8. What should a woman do if she disagrees with her divorce lawyer’s recommendations? Remember that the attorney works for you. If you disagree with the lawyer’s recommendations you must tell them. If they do not listen, I suggest presenting your argument in writing. If they still do not listen, get another lawyer. It is your job to set the goals for your case. It is your lawyer’s job to assist you in achieving those goals. If you disagree with a goal set by your lawyer, or if you disagree with the methods used by your lawyer to achieve that goal, you must speak up. Your lawyer is a reflection of you. If you do not like that reflection it is reasonable to assume that this reflection will also not be well received by the Court.

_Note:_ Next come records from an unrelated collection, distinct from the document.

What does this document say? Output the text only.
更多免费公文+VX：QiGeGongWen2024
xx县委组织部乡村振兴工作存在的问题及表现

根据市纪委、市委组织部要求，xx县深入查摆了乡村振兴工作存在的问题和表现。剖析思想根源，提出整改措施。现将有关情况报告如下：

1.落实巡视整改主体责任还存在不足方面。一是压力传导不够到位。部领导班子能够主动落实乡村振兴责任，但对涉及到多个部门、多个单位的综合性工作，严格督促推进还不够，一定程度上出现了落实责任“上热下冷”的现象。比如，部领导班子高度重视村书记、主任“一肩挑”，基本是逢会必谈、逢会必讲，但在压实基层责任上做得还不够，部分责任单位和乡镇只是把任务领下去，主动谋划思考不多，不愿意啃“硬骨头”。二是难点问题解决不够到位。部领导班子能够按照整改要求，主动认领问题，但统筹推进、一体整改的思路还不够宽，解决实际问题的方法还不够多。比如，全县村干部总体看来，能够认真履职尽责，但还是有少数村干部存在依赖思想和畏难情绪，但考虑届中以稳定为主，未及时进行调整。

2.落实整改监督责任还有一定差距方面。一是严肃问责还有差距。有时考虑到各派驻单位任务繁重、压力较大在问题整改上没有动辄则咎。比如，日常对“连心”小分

9. If you could impart any of your wisdom to a woman who is going through divorce, what would it be? Seek empowerment through the process. Stand up for yourself and take charge of your life. Be an active participant in the process and demand frequent contact and updates on the status of your case. Ask for a case plan from your attorney so you know what is happening and what to expect. Obtain more than one contact in your lawyer’s office so you have someone you can speak to even if the lawyer is tied up in Court or with another client. Obtain an understanding of your rights and a realistic expectation of the outcome of your case. Know that regardless of the outcome, you are not dependent on your soon to be ex-husband and know that you will be okay.

10. Are there any divorce books or resources that you would like to recommend to women going through divorce? Depending on the financial acumen of the client, I will often recommend that they speak with a financial advisor to assist with the preparation of a budget and a projection of current and future financial needs.

This article is not legal advice. You should consult an attorney if you have questions that relate to your divorce and finances.